Henri Totin, an entrepreneur expert in the green economy, director of the NGO JEVEV (Jeunesse et Emplois Verts pour une Economie Verte) lives in Benin. Like a movie script, based on a true story, Henri narrates a fact whose protagonists are a plant and a community. Title: the ‘magic’ compost. But there is nothing magical about it. There is a lot of work, study, research, and numerous international awards received. Like other natural fibers, water hyacinths have been used for decades to make small items such as mats or baskets. But sporadic harvesting is not a solution: the plant tends to grow more robust.

“One day,” Henri recounts, “my younger brother had an accident: transported down the river, the slowdown caused by the plant delayed his arrival at the hospital. This tragedy called me to action.” Henri shares a lot about the potential use of hyacinth, based on years of study. The compost that is obtained from water hyacinth indeed has significant characteristics. The root extract can be used as a fertilizer. It can also be used to produce biogas and paper (especially from the stems). Lastly, from the leaves and stems, black charcoal is obtained that can be used to produce, for example, inks and paints. 

The company where Henri Totin works with 11 other young people also provides training and the diffusion of this practice. “Our center offers training courses in about 40 villages, directed mainly to young people and women, on the uses of the hyacinth plant.
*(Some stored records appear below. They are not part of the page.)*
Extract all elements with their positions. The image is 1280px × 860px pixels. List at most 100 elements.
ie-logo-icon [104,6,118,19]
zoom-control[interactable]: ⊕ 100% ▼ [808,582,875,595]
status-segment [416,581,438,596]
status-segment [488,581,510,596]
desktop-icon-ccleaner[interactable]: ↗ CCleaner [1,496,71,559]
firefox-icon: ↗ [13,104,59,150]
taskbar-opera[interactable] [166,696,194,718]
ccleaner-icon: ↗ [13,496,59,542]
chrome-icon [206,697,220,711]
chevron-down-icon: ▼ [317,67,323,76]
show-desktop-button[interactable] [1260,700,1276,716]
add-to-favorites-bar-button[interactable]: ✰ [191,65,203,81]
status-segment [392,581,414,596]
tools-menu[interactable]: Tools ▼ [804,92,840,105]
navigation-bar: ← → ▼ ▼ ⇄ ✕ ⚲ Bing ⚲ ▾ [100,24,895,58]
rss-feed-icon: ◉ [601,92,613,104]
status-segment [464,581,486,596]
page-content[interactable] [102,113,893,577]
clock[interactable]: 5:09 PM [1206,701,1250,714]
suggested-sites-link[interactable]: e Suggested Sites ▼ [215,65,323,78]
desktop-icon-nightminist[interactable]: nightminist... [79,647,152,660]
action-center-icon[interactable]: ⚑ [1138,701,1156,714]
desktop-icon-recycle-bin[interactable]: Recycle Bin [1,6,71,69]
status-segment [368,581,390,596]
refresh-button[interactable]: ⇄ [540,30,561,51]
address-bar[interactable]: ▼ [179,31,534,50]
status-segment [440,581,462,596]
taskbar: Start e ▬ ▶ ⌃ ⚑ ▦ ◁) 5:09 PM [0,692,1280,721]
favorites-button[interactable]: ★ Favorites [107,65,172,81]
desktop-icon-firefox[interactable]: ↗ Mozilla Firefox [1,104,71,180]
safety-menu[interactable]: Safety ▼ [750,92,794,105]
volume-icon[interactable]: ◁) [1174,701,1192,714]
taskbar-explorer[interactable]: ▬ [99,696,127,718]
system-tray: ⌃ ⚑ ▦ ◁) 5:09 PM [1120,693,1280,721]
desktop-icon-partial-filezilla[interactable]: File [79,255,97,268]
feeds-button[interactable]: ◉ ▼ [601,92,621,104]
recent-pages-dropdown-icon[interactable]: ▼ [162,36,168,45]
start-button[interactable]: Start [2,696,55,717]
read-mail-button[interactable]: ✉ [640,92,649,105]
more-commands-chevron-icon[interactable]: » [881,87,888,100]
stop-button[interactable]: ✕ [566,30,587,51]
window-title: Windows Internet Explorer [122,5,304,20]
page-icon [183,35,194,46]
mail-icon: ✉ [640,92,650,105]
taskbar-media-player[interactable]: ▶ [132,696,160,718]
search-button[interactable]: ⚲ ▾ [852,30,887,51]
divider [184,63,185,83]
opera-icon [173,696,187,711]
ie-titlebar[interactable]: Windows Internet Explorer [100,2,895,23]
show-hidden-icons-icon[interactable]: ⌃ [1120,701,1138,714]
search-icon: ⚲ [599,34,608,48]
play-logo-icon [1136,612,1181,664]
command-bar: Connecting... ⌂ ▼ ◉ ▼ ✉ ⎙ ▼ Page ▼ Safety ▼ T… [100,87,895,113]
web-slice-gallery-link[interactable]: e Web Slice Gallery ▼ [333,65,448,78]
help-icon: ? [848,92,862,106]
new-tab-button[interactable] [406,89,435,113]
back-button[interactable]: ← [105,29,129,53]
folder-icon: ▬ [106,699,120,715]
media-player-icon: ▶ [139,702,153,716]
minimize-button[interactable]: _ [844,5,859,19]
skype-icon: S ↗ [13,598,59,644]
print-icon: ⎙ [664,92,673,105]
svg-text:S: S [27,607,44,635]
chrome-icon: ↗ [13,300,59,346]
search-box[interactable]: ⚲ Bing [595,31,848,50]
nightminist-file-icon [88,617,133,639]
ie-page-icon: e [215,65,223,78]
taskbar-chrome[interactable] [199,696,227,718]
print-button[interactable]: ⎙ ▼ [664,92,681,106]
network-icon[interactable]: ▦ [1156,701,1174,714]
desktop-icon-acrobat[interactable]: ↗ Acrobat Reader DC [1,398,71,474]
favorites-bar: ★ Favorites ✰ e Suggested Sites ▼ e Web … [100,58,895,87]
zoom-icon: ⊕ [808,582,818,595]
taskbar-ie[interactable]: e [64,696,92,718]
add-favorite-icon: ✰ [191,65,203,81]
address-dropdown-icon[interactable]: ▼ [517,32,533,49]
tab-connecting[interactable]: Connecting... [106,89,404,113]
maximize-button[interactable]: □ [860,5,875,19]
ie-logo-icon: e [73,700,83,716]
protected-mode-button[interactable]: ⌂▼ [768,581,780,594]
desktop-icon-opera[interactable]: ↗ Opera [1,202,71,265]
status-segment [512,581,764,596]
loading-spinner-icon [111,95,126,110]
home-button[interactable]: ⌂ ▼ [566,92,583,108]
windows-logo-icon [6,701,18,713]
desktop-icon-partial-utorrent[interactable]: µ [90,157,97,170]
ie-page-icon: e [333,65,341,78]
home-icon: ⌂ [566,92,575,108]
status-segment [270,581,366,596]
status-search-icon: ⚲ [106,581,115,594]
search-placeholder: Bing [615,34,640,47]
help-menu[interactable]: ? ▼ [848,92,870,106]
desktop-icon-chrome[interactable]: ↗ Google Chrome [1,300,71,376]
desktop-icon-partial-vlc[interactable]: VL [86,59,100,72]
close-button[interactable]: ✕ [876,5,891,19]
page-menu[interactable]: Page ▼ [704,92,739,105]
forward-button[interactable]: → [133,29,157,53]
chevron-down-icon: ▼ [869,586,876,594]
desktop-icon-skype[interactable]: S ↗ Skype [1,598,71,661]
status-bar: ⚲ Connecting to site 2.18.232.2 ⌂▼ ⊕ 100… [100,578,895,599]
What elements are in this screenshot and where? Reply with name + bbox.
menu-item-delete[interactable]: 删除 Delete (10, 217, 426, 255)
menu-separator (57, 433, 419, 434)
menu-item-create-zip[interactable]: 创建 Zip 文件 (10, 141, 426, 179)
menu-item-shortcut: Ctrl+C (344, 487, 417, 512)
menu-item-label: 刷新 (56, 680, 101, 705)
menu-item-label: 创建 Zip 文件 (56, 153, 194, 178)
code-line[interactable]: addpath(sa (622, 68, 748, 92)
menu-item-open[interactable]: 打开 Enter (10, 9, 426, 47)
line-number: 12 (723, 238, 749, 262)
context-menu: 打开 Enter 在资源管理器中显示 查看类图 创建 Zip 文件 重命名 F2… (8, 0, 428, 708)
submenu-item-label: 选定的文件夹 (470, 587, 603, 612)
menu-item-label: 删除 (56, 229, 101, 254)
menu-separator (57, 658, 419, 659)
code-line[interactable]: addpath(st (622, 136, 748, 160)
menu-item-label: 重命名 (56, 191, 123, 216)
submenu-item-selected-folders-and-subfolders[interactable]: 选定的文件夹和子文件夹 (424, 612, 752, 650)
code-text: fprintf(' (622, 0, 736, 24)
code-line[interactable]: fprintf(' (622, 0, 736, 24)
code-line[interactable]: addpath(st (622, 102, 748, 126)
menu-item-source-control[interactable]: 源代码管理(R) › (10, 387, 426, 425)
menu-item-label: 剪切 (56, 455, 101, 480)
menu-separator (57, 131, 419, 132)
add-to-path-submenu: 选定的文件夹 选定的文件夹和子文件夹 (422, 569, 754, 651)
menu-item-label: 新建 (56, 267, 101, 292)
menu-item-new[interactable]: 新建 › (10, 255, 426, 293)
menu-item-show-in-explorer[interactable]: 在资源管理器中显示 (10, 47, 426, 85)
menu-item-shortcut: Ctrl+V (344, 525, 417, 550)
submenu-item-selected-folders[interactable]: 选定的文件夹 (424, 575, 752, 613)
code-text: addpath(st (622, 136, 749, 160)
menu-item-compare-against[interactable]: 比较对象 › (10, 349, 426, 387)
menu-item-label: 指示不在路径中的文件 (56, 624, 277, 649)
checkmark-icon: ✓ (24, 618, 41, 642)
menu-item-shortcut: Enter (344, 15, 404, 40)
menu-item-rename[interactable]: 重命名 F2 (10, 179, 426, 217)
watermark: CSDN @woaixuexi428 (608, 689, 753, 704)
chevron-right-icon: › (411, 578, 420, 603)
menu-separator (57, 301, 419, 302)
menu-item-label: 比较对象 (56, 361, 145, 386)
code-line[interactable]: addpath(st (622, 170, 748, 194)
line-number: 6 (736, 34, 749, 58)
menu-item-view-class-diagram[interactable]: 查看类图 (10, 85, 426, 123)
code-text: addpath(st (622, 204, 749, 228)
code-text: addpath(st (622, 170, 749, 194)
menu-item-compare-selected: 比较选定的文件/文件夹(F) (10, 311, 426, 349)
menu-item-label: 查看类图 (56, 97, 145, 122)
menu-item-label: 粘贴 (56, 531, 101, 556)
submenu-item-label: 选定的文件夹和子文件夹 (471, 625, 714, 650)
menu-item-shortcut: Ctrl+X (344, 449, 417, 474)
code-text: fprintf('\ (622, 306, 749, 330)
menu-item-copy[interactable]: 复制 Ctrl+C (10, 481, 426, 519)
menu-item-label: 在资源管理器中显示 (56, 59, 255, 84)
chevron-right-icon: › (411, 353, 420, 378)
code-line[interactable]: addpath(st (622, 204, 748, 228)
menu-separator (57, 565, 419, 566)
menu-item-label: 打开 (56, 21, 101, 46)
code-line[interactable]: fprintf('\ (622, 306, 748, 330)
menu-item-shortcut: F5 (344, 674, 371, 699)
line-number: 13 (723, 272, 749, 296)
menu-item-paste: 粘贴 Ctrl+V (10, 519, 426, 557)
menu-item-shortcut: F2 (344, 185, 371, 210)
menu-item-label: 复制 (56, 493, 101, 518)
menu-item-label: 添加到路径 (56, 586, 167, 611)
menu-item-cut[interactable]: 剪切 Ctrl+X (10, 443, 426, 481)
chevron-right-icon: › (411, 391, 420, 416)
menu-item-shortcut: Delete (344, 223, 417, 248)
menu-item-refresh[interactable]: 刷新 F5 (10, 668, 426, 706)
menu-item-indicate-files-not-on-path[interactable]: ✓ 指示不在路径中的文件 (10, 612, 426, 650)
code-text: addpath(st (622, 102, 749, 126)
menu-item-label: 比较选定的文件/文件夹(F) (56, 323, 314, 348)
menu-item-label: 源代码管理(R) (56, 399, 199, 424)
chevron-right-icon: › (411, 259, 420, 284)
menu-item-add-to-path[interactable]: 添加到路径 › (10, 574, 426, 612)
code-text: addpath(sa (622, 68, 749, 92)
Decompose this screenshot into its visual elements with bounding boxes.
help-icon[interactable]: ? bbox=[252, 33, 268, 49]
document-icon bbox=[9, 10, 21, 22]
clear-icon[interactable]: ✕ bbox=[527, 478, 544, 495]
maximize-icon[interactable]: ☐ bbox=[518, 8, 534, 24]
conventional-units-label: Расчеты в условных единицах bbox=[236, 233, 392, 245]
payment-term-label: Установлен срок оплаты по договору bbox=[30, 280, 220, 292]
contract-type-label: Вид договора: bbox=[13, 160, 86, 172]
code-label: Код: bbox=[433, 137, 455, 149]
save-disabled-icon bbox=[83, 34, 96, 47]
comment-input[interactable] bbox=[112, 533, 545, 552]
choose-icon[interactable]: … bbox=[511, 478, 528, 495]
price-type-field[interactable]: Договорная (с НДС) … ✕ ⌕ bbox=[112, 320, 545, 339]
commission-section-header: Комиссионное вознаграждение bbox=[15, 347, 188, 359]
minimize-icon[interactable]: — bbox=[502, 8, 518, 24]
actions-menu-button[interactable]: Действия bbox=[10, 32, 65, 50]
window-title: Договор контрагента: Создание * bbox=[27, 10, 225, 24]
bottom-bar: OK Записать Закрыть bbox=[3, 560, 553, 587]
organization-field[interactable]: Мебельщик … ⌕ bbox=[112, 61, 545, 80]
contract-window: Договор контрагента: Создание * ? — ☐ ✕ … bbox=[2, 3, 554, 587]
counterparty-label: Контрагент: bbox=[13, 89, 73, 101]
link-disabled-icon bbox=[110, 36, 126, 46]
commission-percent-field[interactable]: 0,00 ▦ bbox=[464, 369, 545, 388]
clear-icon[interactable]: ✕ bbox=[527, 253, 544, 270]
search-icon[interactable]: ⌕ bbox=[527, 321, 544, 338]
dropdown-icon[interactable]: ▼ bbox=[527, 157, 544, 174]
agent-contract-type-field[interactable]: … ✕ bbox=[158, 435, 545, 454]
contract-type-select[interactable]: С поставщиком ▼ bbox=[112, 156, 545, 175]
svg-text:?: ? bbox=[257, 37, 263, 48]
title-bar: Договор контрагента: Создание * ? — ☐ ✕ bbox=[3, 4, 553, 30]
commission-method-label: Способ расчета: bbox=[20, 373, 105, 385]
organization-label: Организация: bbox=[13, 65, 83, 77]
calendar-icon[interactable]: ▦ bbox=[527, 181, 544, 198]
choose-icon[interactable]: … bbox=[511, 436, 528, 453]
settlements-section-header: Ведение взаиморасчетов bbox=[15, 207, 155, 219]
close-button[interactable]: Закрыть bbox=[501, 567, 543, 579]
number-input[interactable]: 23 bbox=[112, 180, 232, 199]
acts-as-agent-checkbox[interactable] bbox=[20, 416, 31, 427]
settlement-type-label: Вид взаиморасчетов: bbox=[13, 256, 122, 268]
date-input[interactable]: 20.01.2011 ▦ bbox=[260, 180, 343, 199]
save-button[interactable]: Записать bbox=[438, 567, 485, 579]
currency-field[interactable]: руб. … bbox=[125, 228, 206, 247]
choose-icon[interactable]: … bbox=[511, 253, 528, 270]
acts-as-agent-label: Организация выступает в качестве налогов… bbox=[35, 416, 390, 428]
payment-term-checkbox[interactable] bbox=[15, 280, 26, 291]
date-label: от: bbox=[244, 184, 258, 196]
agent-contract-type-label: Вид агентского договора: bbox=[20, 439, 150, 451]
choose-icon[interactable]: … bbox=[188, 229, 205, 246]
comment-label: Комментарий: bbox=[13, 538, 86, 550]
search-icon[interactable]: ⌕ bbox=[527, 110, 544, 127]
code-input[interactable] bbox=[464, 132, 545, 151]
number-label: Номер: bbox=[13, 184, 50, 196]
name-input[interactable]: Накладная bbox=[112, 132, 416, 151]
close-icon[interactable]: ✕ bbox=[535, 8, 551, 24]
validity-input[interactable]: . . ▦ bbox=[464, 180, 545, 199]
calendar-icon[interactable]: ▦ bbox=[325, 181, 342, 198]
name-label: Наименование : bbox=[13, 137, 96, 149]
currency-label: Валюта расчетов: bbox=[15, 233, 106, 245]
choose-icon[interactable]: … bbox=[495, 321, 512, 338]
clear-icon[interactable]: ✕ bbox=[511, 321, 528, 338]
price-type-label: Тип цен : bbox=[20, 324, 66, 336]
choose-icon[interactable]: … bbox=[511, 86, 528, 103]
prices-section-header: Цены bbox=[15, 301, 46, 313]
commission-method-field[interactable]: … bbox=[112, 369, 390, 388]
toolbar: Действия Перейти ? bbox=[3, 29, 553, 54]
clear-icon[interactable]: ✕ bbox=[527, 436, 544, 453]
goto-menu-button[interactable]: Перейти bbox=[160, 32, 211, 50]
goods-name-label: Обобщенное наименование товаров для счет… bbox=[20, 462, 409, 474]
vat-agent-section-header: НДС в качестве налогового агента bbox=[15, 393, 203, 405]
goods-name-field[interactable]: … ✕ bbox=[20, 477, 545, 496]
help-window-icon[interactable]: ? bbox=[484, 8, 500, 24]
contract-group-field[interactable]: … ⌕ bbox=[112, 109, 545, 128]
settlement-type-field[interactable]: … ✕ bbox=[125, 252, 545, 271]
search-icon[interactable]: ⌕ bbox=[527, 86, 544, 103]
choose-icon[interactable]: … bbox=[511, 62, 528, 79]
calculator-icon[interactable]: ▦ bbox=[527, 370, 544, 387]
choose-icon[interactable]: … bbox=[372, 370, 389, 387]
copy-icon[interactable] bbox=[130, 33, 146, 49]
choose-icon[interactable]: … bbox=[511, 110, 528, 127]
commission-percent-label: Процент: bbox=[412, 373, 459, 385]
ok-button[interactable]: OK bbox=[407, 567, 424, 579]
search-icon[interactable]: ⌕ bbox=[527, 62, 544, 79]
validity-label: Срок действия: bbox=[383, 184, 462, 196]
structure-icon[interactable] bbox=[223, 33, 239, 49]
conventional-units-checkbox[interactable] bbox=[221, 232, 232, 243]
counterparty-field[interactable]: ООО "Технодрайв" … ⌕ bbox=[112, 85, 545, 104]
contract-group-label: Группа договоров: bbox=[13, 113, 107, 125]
Beninese farmers have found this practice easy and convenient right away. The use of organic fertilizers has improved the quality of their crops significantly.”

It is a kind of poison transformed into what Henri calls green gold. In fact, the figures prove him right: “Since 2015, more than 1, 450 young green entrepreneurs and 240 producers have been trained; 3, 550 farmers in Bonou, Dangbo, Adjohonu and other villages use hyacinth derivatives. River navigation is improved and the risk of flooding is reduced; there is an improvement in water quality and biodiversity, reduction in the use of chemicals, fertilizers and pesticides and their impact on health. Forty-five percent (45%) of the households use charcoal made from hyacinth, to give a few examples.” 

This story has much to tell us: transforming personal pain into social commitment, turning a limitation into an opportunity. But first and foremost: protecting the common good. The use of hyacinth became a common good that Henri wanted to share with his community and beyond. Fighting a common evil requires a common good, the sharing of knowledge, the commitment of a community. 

The JEVEV’s international collaborations are numerous, including the United Nations. “We are working on an online platform to promote the best practices and the use of new green technologies to foster entrepreneurship and youth employment. We also expect stronger policy statements concerning the use of chemical fertilizers and activities to support entrepreneurs who promote environmental protection and social equity. 

We also expect Henri in Assisi this coming September 2022. For groups like JEVEV in Africa, the road is long, the recognition is slow and the competition is too uneven. But the hope of these young entrepreneurs who dare to change, without delaying or delegating, is strong. And it is not in vain.